Review: L.A. Master Chorale lifts 100 voices in honor of the Bernstein centennial
The Leonard Bernstein centennial has begun — and over the next two years, we will be inundated with a worldwide deluge of his works that exceeds anything during his lifetime, as famous and as celebrated as Bernstein was.
The Los Angeles Master Chorale and Artistic Director Grant Gershon were quick on the draw, opening their new season in Walt Disney Concert Hall over the weekend with Bernstein’s “Chichester Psalms” as a gateway to Carl Orff’s “Carmina Burana.” That’s a compatible coupling, come to think of it. Both pieces have a cyclical nature, closing with material that they opened with; Orff repeats his opening verbatim while Bernstein transforms his. Both pieces have snazzy, splashy passages that once made the stuffed shirts and academia uncomfortable. And both works exuberantly celebrate life, which is a good idea for a season-opening concert.
“Chichester Psalms” was basically a salvage job from a Bernstein composing sabbatical that had gone awry. A projected musical based on Thornton Wilder’s “The Skin of Our Teeth” had been abandoned, and then an attempt to adopt the then-fashionable 12-tone system yielded nothing. So Bernstein fell back on an old habit — raiding his trunk — and incorporated scraps from “The Skin of Our Teeth,” plus an outtake from “West Side Story,” into a new choral work.

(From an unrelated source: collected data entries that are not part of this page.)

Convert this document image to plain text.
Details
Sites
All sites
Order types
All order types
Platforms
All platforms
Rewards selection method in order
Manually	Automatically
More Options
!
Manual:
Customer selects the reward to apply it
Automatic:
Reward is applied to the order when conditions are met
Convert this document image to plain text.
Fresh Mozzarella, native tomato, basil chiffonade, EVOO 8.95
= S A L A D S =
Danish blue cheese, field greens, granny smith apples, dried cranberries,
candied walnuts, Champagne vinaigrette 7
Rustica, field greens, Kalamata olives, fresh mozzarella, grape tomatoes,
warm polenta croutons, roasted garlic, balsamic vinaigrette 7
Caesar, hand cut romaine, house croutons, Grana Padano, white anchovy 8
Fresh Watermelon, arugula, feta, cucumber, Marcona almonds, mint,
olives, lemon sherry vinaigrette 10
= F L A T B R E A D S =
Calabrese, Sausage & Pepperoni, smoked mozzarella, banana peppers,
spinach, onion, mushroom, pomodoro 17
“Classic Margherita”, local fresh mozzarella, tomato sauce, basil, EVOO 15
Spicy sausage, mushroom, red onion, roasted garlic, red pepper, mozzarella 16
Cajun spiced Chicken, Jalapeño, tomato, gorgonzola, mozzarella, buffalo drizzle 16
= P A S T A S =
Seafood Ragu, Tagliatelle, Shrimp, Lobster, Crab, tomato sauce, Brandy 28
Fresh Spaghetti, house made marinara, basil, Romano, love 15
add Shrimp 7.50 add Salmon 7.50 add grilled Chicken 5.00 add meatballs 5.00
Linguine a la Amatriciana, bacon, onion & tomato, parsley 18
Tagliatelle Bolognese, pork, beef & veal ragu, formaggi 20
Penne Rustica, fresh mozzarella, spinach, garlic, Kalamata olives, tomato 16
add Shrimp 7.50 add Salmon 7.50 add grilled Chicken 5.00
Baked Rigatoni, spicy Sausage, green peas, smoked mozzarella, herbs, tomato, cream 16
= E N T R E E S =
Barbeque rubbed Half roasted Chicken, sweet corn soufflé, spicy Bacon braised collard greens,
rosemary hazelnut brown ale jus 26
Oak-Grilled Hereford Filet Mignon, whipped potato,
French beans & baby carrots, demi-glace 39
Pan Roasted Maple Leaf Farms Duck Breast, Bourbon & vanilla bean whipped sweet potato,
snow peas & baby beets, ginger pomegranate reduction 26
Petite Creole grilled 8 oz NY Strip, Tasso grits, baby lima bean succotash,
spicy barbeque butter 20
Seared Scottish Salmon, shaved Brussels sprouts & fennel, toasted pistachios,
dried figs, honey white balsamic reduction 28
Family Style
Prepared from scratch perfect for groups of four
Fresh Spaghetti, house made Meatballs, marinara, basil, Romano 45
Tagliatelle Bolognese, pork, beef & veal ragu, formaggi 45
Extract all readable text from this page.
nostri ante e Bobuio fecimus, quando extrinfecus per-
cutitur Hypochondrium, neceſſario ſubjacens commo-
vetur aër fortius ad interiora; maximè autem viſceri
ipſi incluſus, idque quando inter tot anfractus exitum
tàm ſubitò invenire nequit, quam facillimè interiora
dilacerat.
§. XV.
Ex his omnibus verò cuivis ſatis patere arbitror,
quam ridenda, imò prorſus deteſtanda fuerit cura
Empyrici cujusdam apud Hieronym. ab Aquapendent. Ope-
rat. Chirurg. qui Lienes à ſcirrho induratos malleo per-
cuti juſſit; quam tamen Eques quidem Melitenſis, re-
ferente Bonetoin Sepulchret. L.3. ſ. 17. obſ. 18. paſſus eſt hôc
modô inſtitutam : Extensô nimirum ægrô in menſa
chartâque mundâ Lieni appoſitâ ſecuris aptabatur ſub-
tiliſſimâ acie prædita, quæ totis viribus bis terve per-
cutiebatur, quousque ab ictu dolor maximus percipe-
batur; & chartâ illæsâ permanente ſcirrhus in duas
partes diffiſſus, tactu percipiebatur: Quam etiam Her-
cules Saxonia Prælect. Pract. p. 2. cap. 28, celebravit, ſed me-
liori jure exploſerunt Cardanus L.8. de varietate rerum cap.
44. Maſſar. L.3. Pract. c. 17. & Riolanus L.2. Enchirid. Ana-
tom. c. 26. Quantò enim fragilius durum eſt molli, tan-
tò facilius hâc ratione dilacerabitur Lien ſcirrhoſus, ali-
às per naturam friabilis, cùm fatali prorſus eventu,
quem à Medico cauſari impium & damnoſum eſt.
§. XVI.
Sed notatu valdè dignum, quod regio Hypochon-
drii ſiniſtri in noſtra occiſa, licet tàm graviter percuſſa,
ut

Hence “Chichester Psalms,” which will be one of Bernstein’s most-performed pieces this season. The San Francisco Symphony played it last weekend too, and Gustavo Dudamel and the Los Angeles Philharmonic will have at it in April. But Gershon and his colleagues are running smack into a formidable benchmark: Bernstein’s own electric performances, enshrined on one video and two audio recordings.
It’s a tough act to follow, and I have to admit that the first movement of “Chichester Psalms” Sunday night fell short of the uninhibited exuberance that this music can generate; the approach was too legato, in need of sharper accents. However, the gentler remaining two movements produced choral singing of great beauty and clarity, with 13-year-old boy soprano Jamie Felix-Toll hitting the right plain-spoken tone of innocence.

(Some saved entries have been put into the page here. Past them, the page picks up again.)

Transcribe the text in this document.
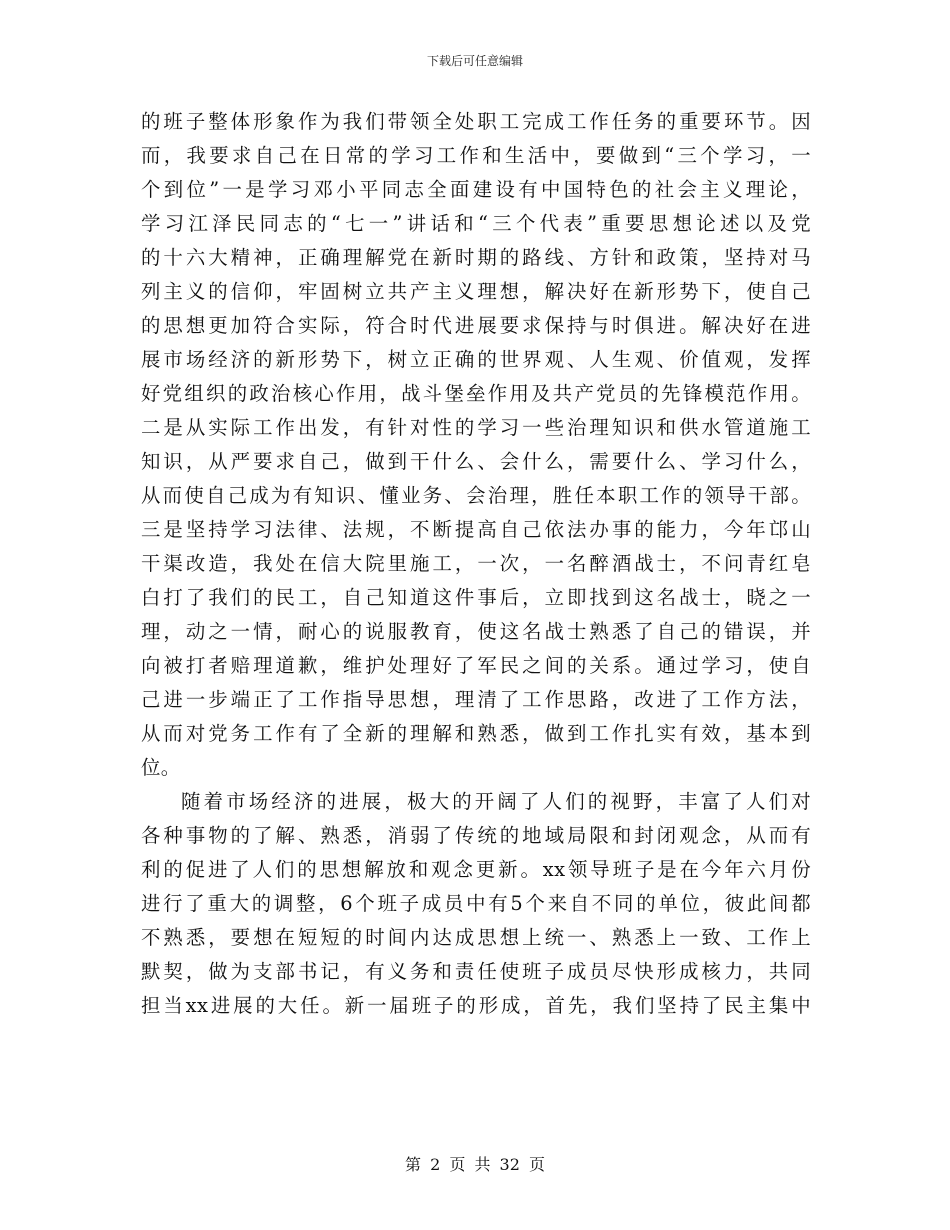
下载后可任意编辑
的班子整体形象作为我们带领全处职工完成工作任务的重要环节。因
而，我要求自己在日常的学习工作和生活中，要做到“三个学习，一
个到位”一是学习邓小平同志全面建设有中国特色的社会主义理论，
学习江泽民同志的“七一”讲话和“三个代表”重要思想论述以及党
的十六大精神，正确理解党在新时期的路线、方针和政策，坚持对马
列主义的信仰，牢固树立共产主义理想，解决好在新形势下，使自己
的思想更加符合实际，符合时代进展要求保持与时俱进。解决好在进
展市场经济的新形势下，树立正确的世界观、人生观、价值观，发挥
好党组织的政治核心作用，战斗堡垒作用及共产党员的先锋模范作用。
二是从实际工作出发，有针对性的学习一些治理知识和供水管道施工
知识，从严要求自己，做到干什么、会什么，需要什么、学习什么，
从而使自己成为有知识、懂业务、会治理，胜任本职工作的领导干部。
三是坚持学习法律、法规，不断提高自己依法办事的能力，今年邙山
干渠改造，我处在信大院里施工，一次，一名醉酒战士，不问青红皂
白打了我们的民工，自己知道这件事后，立即找到这名战士，晓之一
理，动之一情，耐心的说服教育，使这名战士熟悉了自己的错误，并
向被打者赔理道歉，维护处理好了军民之间的关系。通过学习，使自
己进一步端正了工作指导思想，理清了工作思路，改进了工作方法，
从而对党务工作有了全新的理解和熟悉，做到工作扎实有效，基本到
位。
随着市场经济的进展，极大的开阔了人们的视野，丰富了人们对
各种事物的了解、熟悉，消弱了传统的地域局限和封闭观念，从而有
利的促进了人们的思想解放和观念更新。xx领导班子是在今年六月份
进行了重大的调整，6个班子成员中有5个来自不同的单位，彼此间都
不熟悉，要想在短短的时间内达成思想上统一、熟悉上一致、工作上
默契，做为支部书记，有义务和责任使班子成员尽快形成核力，共同
担当xx进展的大任。新一届班子的形成，首先，我们坚持了民主集中
第 2 页 共 32 页
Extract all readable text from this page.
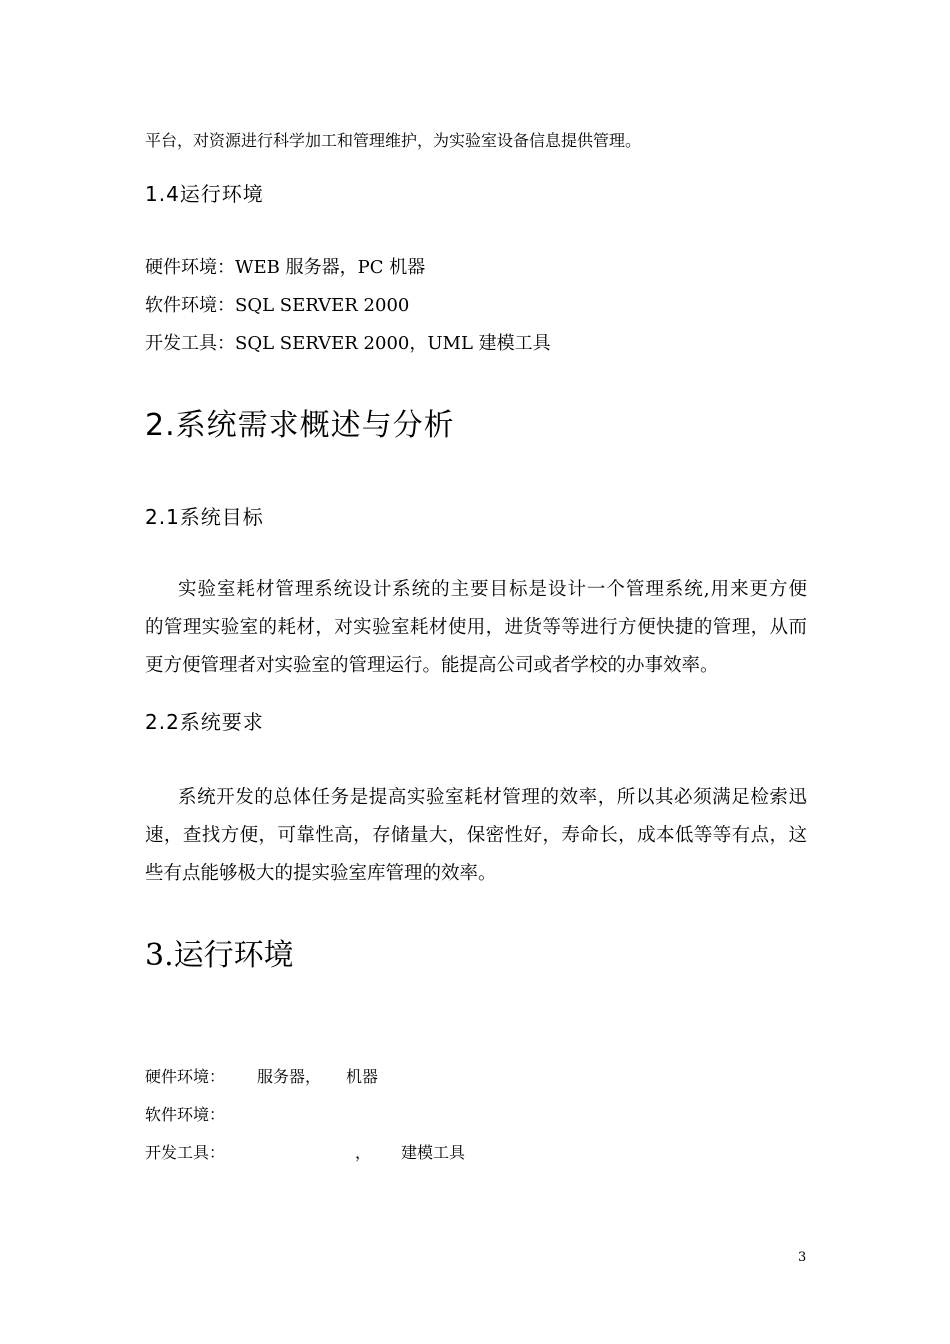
平台，对资源进行科学加工和管理维护，为实验室设备信息提供管理。
1.4运行环境
硬件环境：WEB 服务器，PC 机器
软件环境：SQL SERVER 2000
开发工具：SQL SERVER 2000，UML 建模工具
2.系统需求概述与分析
2.1系统目标
实验室耗材管理系统设计系统的主要目标是设计一个管理系统,用来更方便
的管理实验室的耗材，对实验室耗材使用，进货等等进行方便快捷的管理，从而
更方便管理者对实验室的管理运行。能提高公司或者学校的办事效率。
2.2系统要求
系统开发的总体任务是提高实验室耗材管理的效率，所以其必须满足检索迅
速，查找方便，可靠性高，存储量大，保密性好，寿命长，成本低等等有点，这
些有点能够极大的提实验室库管理的效率。
3.运行环境
硬件环境： 服务器， 机器
软件环境：
开发工具：	， 建模工具
3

I have no reservations about the “Carmina Burana” performance, though, for Gershon, the Master Chorale, its orchestra and the Los Angeles Children’s Chorus gave it all of the flamboyance and boisterous energy that one would want while also heightening the sensuality in certain passages that often gets overlooked.

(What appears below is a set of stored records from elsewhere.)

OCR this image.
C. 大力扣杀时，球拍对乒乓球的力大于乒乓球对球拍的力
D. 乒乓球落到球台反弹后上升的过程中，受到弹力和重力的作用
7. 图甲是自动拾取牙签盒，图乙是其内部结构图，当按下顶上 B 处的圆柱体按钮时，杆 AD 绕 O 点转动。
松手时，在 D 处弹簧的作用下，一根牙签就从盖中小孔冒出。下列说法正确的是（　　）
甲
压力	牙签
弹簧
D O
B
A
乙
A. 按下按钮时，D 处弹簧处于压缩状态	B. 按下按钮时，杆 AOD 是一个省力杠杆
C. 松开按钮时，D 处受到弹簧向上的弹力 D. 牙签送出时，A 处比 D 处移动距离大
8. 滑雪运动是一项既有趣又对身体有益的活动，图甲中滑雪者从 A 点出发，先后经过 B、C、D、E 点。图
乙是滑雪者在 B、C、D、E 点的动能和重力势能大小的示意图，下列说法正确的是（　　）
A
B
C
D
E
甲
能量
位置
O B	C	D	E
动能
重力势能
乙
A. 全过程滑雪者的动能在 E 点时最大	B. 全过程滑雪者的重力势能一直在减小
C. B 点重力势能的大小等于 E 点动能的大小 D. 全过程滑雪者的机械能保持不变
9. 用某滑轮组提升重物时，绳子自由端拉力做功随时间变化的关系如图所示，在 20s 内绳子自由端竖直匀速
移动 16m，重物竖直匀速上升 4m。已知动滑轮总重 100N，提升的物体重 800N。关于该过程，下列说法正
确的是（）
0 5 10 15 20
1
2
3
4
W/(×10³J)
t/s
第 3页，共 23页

Tenor Nicholas Phan fearlessly conveyed desperation in his brief solo in Part II, and soprano So Young Park’s pure virginal lyric soprano gradually acquired some worldly sensual awakening as the text suggests. They also went for some laughs by having the able, forthright baritone Stephen Powell hold onto the podium rail and stagger a bit in the tavern scene.
At one time, live performances soft-pedaled the PG-rated Latin and German text of medieval pursuits of wine, women and song. But at sold-out Disney Hall, the English translations were projected for all to see and savor. Good!